He added that any Iranian company or organization that faces some type of disorder and anomaly in its network after starting work on Saturday morning should take immediate action to remove the problems.

A flaw in Cisco switches allowed hackers to target critical infrastructure in many countries with cyberattacks, including Iran.

Reports said last night that important Iranian services and websites went out of reach due to a problem in the datacenters of major internet service providers Afranet, Shatel, Sabanet, etc.

According to a security report from the Cisco Talos team as many as 168,000 systems in the world might have been affected by the flaw.

A blog post by Cisco’s Talos security unit said the cyber-attacks are exploiting what Cisco officials are calling a “protocol misuse” situation in Cisco’s Smart Install Client, which is designed to enable the no-touch installation and deployment of new Cisco hardware, in particular Cisco switches.

Attackers have targeted a protocol issue with the Cisco Smart Install Client. If a user does not configure or turn off the Cisco Smart Install, it will hang out in the background waiting for commands on what to do.

Some reports indicate that some issues in the datacenters have created problems in using some of the popular sites, apps and messengers in Iran as well many other countries. This has been caused by a disruption or potential attack on the communications infrastructure network in the past few hours.

Iran’s Communication and Information Technology Minister Mohammad Javad Azari Jahromi confirmed the attack on the country’s datacenters in a tweet on Friday night.

The Iranian minister also said that initial investigations indicate the settings of switching software had been attacked.

A picture posted by Azari Jahromi shows the United States’ flag being in the background and a sentence that reads “don’t mess with our (US) elections”.

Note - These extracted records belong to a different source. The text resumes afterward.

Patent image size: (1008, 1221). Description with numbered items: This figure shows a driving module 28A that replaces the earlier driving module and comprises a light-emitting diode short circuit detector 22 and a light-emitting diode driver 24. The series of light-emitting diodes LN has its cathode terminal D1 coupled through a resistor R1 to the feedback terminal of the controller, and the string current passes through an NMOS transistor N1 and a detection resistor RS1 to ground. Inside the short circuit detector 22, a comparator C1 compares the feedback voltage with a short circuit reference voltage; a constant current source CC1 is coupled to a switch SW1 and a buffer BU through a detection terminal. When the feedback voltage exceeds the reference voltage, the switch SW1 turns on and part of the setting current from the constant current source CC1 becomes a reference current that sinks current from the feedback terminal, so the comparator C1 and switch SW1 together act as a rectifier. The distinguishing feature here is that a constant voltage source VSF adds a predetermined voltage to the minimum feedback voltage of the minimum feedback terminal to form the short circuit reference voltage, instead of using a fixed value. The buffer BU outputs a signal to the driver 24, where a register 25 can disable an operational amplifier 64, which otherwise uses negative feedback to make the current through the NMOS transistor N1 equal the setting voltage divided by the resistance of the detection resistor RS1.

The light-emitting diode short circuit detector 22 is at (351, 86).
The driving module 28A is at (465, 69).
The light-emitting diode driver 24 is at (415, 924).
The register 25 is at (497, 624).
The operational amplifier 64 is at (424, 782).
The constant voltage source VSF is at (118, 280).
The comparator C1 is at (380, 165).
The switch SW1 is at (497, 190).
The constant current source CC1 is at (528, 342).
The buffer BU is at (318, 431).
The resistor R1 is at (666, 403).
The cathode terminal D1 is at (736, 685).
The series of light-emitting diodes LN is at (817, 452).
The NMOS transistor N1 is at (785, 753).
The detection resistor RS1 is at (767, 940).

Azari Jahromi stressed that the attacks are not limited to Iran, noting in another tweet that so far, more than 95 percent of switches have resumed their service.

Cisco has issued a warning and urged Smart Install client users to patch and securely configure the software.

Attackers are exploiting a “protocol misuse” issue in Cisco’s Smart Install Client to gain entry to critical infrastructure providers, according to researchers at Cisco’s Talos Intelligence group.

Cisco’s warning over the Smart Install client, a tool for rapidly deploying new switches, comes a week after it released a patch for a critical remote code execution flaw affecting the software.

On March 29, Cisco had warned that at least 8.5 million switches are open to attack.

Researchers have found that millions of Cisco network devices have been left vulnerable by an open TCP 4786 port.

Cisco has also seen a huge uptick in traffic to the TCP 4786 port that began around November 2017 and then spiked in April 2018.

According to Cisco, organizations can determine if a device is impacted by the Smart Install issues by running the command “show vstack config,” which will show if the Smart Install Client is active.

The easiest way to mitigate the issue is to run the command “no vstack” on the affected device. If this isn’t possible, the best option is to restrict access through an access control list for the interface.

Cisco in February 2017 issued an alert after discovering a rise in the number of internet scans for systems where the Smart Install Client was not turned off or configured with the property security controls. Without the right security controls, hackers can send new commands to the switches running Cisco’s IOS or IOS XE network operating system.